Prabowo pun menuturkan, bagi negara seperti Indonesia, mengatasi kemiskinan dan kelaparan merupakan masalah kepentingan nasional yang vital. Ia meyakini, salah satu cara untuk mengentaskan kemiskinan dan kelaparan adalah melalui pendidikan sehingga anggaran negara Indonesia diprioritaskan untuk pendidikan agar masyarakat keluar dari kemisikinan.
Presiden Prabowo juga menegaskan program makan bergizi gratis yang menjadi program unggukannya dapat menyelesaikan masalah kelaparan di Indonesia.
Apa yang disampaikan Prabowo berkaitan dengan pesan Puan di forum P20 di mana ia mengatakan pencapaian SDGs menghadapi tantangan besar di mana ketegangan geopolitik, kelaparan, kesenjangan dan krisis iklim semakin meningkat.
Dalam sesi diskusi di P20, Puan menyinggung soal 700 juta orang atau setara dengan 8,5 persen populasi global di dunia yang masih hidup dalam kemiskinan ekstrem. Ia kemudian mendorong parlemen anggota G20 untuk memobilisasi sumber daya keuangan, termasuk dari sektor swasta, agar fokus menangani prioritas pembangunan negara-negara berpenghasilan rendah dan menengah dalam penanganan kemiskinan serta kelaparan.
"Banyak negara berkembang menderita karena beban utang yang sangat besar. Komitmen untuk mencapai seluruh agenda pembangunan pada tahun 2030 telah dirusak oleh berbagai kejadian yang tidak menguntungkan," ungkap Puan di forum P20 pada Kamis (7/11).

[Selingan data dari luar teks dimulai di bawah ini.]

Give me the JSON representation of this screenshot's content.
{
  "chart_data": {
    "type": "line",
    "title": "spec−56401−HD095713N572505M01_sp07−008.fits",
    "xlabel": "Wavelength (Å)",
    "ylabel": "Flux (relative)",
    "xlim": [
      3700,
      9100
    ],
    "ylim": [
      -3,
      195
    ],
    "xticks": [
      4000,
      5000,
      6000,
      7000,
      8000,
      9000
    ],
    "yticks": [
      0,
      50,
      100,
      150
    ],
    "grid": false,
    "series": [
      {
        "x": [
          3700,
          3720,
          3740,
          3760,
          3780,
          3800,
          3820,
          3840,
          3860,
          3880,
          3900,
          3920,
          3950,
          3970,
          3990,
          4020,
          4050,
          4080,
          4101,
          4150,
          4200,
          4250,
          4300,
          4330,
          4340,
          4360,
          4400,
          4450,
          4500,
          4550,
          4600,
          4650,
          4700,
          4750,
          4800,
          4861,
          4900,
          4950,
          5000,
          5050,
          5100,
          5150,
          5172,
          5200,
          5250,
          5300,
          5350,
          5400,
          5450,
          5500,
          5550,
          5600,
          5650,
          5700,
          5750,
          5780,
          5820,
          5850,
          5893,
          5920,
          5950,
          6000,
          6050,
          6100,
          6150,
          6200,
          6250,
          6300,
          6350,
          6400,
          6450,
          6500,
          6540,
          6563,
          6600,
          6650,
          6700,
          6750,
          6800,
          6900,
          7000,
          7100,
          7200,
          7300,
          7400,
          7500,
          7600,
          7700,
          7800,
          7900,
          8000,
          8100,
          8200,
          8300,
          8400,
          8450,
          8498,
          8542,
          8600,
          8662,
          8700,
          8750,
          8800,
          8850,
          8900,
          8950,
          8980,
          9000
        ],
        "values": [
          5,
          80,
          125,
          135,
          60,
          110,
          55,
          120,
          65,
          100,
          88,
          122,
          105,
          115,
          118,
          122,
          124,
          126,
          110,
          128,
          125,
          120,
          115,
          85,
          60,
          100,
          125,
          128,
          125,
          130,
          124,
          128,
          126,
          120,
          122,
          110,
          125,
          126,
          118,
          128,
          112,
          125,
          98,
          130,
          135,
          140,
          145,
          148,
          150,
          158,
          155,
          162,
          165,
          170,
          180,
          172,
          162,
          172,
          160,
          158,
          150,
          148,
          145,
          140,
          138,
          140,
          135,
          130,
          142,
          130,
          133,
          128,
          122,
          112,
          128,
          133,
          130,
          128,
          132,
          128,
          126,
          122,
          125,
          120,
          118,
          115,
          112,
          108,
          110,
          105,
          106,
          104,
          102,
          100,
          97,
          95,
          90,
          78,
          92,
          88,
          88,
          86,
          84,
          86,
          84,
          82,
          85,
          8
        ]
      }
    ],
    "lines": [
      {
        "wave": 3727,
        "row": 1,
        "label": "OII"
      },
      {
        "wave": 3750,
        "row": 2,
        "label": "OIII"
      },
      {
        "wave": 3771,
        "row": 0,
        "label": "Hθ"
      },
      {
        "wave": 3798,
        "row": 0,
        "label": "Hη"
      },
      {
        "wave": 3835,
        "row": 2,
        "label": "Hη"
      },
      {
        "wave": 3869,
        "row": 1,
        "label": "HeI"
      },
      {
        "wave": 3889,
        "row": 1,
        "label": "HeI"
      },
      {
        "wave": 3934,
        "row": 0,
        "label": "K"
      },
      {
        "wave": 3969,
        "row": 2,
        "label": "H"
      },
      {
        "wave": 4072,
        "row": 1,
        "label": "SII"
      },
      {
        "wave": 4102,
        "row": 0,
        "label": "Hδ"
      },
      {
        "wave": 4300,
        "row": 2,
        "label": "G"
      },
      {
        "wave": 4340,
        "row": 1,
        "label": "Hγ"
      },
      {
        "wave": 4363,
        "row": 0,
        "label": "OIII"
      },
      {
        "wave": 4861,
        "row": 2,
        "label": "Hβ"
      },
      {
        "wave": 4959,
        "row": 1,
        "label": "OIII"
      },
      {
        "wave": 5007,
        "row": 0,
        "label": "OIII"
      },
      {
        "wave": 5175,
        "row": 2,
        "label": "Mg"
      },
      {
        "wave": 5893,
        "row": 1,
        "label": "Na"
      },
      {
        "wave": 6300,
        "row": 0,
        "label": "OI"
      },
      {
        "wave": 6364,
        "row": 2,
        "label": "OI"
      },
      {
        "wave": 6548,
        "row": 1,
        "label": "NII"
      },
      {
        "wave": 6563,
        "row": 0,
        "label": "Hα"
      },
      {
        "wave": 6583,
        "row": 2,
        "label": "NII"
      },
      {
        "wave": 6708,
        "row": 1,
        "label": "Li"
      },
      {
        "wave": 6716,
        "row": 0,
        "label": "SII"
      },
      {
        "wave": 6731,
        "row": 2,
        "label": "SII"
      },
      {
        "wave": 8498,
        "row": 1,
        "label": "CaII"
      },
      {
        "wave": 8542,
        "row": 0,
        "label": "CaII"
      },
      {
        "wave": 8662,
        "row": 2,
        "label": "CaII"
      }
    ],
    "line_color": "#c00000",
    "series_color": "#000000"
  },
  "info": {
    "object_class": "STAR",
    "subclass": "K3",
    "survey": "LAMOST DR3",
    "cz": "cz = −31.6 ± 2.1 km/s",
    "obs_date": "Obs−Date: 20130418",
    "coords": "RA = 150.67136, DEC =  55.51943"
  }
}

Menurut Puan, meningkatnya ketegangan geopolitik dan besarnya persaingan antar negara telah mengalihkan perhatian dunia dari masyarakat miskin. Padahal pengeluaran militer global mencapai US$ 2,4 triliun pada tahun 2023 atau setara dengan 2,3% PDB global.

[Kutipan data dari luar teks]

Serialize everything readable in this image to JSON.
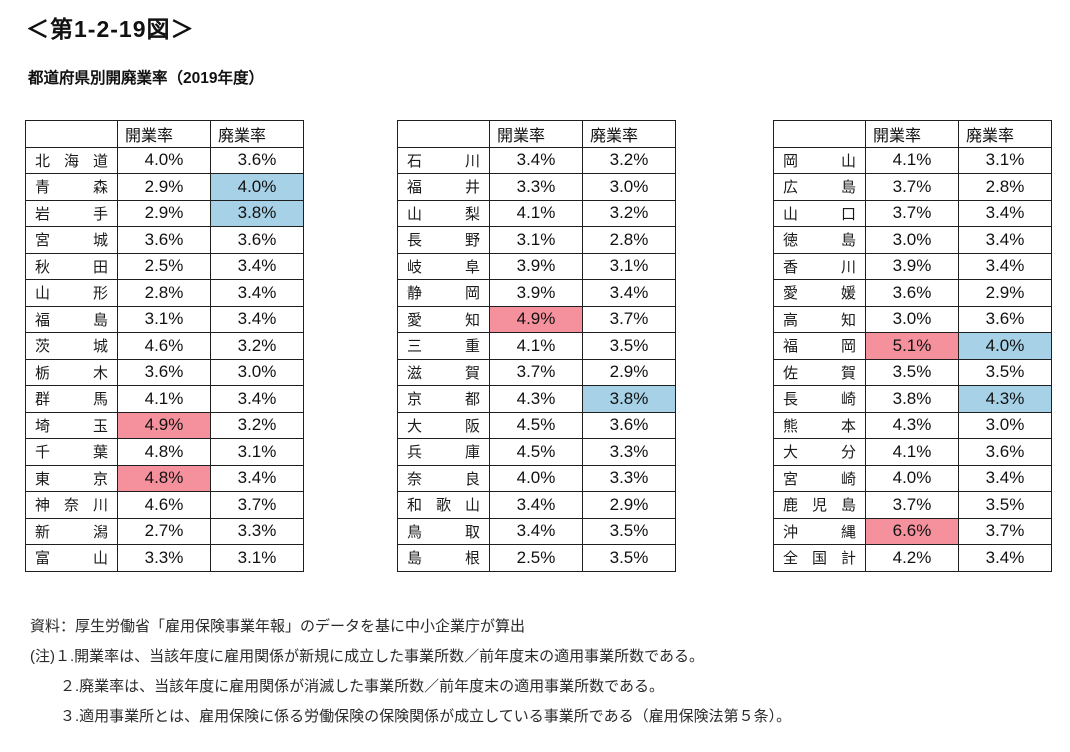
{
  "page": {
    "figure_label": "＜第1-2-19図＞",
    "title": "都道府県別開廃業率（2019年度）"
  },
  "table_headers": {
    "opening": "開業率",
    "closing": "廃業率"
  },
  "colors": {
    "highlight_red": "#f5919d",
    "highlight_blue": "#a6d1e6",
    "border": "#1f1f1f"
  },
  "tables": [
    {
      "rows": [
        {
          "name": "北海道",
          "opening": "4.0%",
          "closing": "3.6%",
          "opening_hl": false,
          "closing_hl": false
        },
        {
          "name": "青森",
          "opening": "2.9%",
          "closing": "4.0%",
          "opening_hl": false,
          "closing_hl": true
        },
        {
          "name": "岩手",
          "opening": "2.9%",
          "closing": "3.8%",
          "opening_hl": false,
          "closing_hl": true
        },
        {
          "name": "宮城",
          "opening": "3.6%",
          "closing": "3.6%",
          "opening_hl": false,
          "closing_hl": false
        },
        {
          "name": "秋田",
          "opening": "2.5%",
          "closing": "3.4%",
          "opening_hl": false,
          "closing_hl": false
        },
        {
          "name": "山形",
          "opening": "2.8%",
          "closing": "3.4%",
          "opening_hl": false,
          "closing_hl": false
        },
        {
          "name": "福島",
          "opening": "3.1%",
          "closing": "3.4%",
          "opening_hl": false,
          "closing_hl": false
        },
        {
          "name": "茨城",
          "opening": "4.6%",
          "closing": "3.2%",
          "opening_hl": false,
          "closing_hl": false
        },
        {
          "name": "栃木",
          "opening": "3.6%",
          "closing": "3.0%",
          "opening_hl": false,
          "closing_hl": false
        },
        {
          "name": "群馬",
          "opening": "4.1%",
          "closing": "3.4%",
          "opening_hl": false,
          "closing_hl": false
        },
        {
          "name": "埼玉",
          "opening": "4.9%",
          "closing": "3.2%",
          "opening_hl": true,
          "closing_hl": false
        },
        {
          "name": "千葉",
          "opening": "4.8%",
          "closing": "3.1%",
          "opening_hl": false,
          "closing_hl": false
        },
        {
          "name": "東京",
          "opening": "4.8%",
          "closing": "3.4%",
          "opening_hl": true,
          "closing_hl": false
        },
        {
          "name": "神奈川",
          "opening": "4.6%",
          "closing": "3.7%",
          "opening_hl": false,
          "closing_hl": false
        },
        {
          "name": "新潟",
          "opening": "2.7%",
          "closing": "3.3%",
          "opening_hl": false,
          "closing_hl": false
        },
        {
          "name": "富山",
          "opening": "3.3%",
          "closing": "3.1%",
          "opening_hl": false,
          "closing_hl": false
        }
      ]
    },
    {
      "rows": [
        {
          "name": "石川",
          "opening": "3.4%",
          "closing": "3.2%",
          "opening_hl": false,
          "closing_hl": false
        },
        {
          "name": "福井",
          "opening": "3.3%",
          "closing": "3.0%",
          "opening_hl": false,
          "closing_hl": false
        },
        {
          "name": "山梨",
          "opening": "4.1%",
          "closing": "3.2%",
          "opening_hl": false,
          "closing_hl": false
        },
        {
          "name": "長野",
          "opening": "3.1%",
          "closing": "2.8%",
          "opening_hl": false,
          "closing_hl": false
        },
        {
          "name": "岐阜",
          "opening": "3.9%",
          "closing": "3.1%",
          "opening_hl": false,
          "closing_hl": false
        },
        {
          "name": "静岡",
          "opening": "3.9%",
          "closing": "3.4%",
          "opening_hl": false,
          "closing_hl": false
        },
        {
          "name": "愛知",
          "opening": "4.9%",
          "closing": "3.7%",
          "opening_hl": true,
          "closing_hl": false
        },
        {
          "name": "三重",
          "opening": "4.1%",
          "closing": "3.5%",
          "opening_hl": false,
          "closing_hl": false
        },
        {
          "name": "滋賀",
          "opening": "3.7%",
          "closing": "2.9%",
          "opening_hl": false,
          "closing_hl": false
        },
        {
          "name": "京都",
          "opening": "4.3%",
          "closing": "3.8%",
          "opening_hl": false,
          "closing_hl": true
        },
        {
          "name": "大阪",
          "opening": "4.5%",
          "closing": "3.6%",
          "opening_hl": false,
          "closing_hl": false
        },
        {
          "name": "兵庫",
          "opening": "4.5%",
          "closing": "3.3%",
          "opening_hl": false,
          "closing_hl": false
        },
        {
          "name": "奈良",
          "opening": "4.0%",
          "closing": "3.3%",
          "opening_hl": false,
          "closing_hl": false
        },
        {
          "name": "和歌山",
          "opening": "3.4%",
          "closing": "2.9%",
          "opening_hl": false,
          "closing_hl": false
        },
        {
          "name": "鳥取",
          "opening": "3.4%",
          "closing": "3.5%",
          "opening_hl": false,
          "closing_hl": false
        },
        {
          "name": "島根",
          "opening": "2.5%",
          "closing": "3.5%",
          "opening_hl": false,
          "closing_hl": false
        }
      ]
    },
    {
      "rows": [
        {
          "name": "岡山",
          "opening": "4.1%",
          "closing": "3.1%",
          "opening_hl": false,
          "closing_hl": false
        },
        {
          "name": "広島",
          "opening": "3.7%",
          "closing": "2.8%",
          "opening_hl": false,
          "closing_hl": false
        },
        {
          "name": "山口",
          "opening": "3.7%",
          "closing": "3.4%",
          "opening_hl": false,
          "closing_hl": false
        },
        {
          "name": "徳島",
          "opening": "3.0%",
          "closing": "3.4%",
          "opening_hl": false,
          "closing_hl": false
        },
        {
          "name": "香川",
          "opening": "3.9%",
          "closing": "3.4%",
          "opening_hl": false,
          "closing_hl": false
        },
        {
          "name": "愛媛",
          "opening": "3.6%",
          "closing": "2.9%",
          "opening_hl": false,
          "closing_hl": false
        },
        {
          "name": "高知",
          "opening": "3.0%",
          "closing": "3.6%",
          "opening_hl": false,
          "closing_hl": false
        },
        {
          "name": "福岡",
          "opening": "5.1%",
          "closing": "4.0%",
          "opening_hl": true,
          "closing_hl": true
        },
        {
          "name": "佐賀",
          "opening": "3.5%",
          "closing": "3.5%",
          "opening_hl": false,
          "closing_hl": false
        },
        {
          "name": "長崎",
          "opening": "3.8%",
          "closing": "4.3%",
          "opening_hl": false,
          "closing_hl": true
        },
        {
          "name": "熊本",
          "opening": "4.3%",
          "closing": "3.0%",
          "opening_hl": false,
          "closing_hl": false
        },
        {
          "name": "大分",
          "opening": "4.1%",
          "closing": "3.6%",
          "opening_hl": false,
          "closing_hl": false
        },
        {
          "name": "宮崎",
          "opening": "4.0%",
          "closing": "3.4%",
          "opening_hl": false,
          "closing_hl": false
        },
        {
          "name": "鹿児島",
          "opening": "3.7%",
          "closing": "3.5%",
          "opening_hl": false,
          "closing_hl": false
        },
        {
          "name": "沖縄",
          "opening": "6.6%",
          "closing": "3.7%",
          "opening_hl": true,
          "closing_hl": false
        },
        {
          "name": "全国計",
          "opening": "4.2%",
          "closing": "3.4%",
          "opening_hl": false,
          "closing_hl": false
        }
      ]
    }
  ],
  "notes": [
    "資料：厚生労働省「雇用保険事業年報」のデータを基に中小企業庁が算出",
    "(注)１.開業率は、当該年度に雇用関係が新規に成立した事業所数／前年度末の適用事業所数である。",
    "２.廃業率は、当該年度に雇用関係が消滅した事業所数／前年度末の適用事業所数である。",
    "３.適用事業所とは、雇用保険に係る労働保険の保険関係が成立している事業所である（雇用保険法第５条）。"
  ]
}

Sementara pada periode yang sama tahun 2023, bantuan pembangunan resmi (ODA) berjumlah US$ 223,7 miliar atau kurang dari 10% belanja global militer.
Puan kemudian mempertanyakan apa jadinya jika dunia bisa mengalokasikan 50% belanja militer global atau sekitar US$ 1,2 triliun setiap tahun hingga tahun 2030 untuk membantu masyarakat miskin. Ia menyebut, pastinya hal tersebut akan membawa dampak besar.
“Kita akan memiliki dunia yang berbeda, di mana agenda dunia bebas dari kemiskinan dan kelaparan dapat tercapai pada tahun 2030,” sebut perempuan pertama yang menjabat sebagai Ketua DPR RI itu.
Puan berharap P20 dapat membuat parlemen memperbarui komitmen politik untuk mempertajam alokasi anggaran di setiap negara, guna menciptakan dunia yang lebih damai dan sejahtera. Ini berlaku untuk semua, baik negara besar dan kecil.
"Kita semua adalah pemimpin politik di negara kita yang dapat membuat perbedaan. Kita dapat mempengaruhi pemerintah di negara kita masing-masing, termasuk mempengaruhi penyelesaian perselisihan dan perbedaan kita dengan cara damai," papar Puan.
Sebagai negara-negara dengan perekonomian terdepan, G20 disebut harus mampu mengambil tindakan berani dalam memimpin dengan memberi contoh memperbaiki fokus dan prioritas dunia. Pada saat yang sama, kata Puan, berbagai krisis di dunia juga menuntut perhatian bersama.
"Oleh karena itu, terserah pada kita apakah kita ingin berdamai agar kita bisa mengentaskan kemiskinan, melawan kelaparan, dan menyelesaikan kesenjangan," tegas pemimpin P20 ke-8 tahun 2022 tersebut.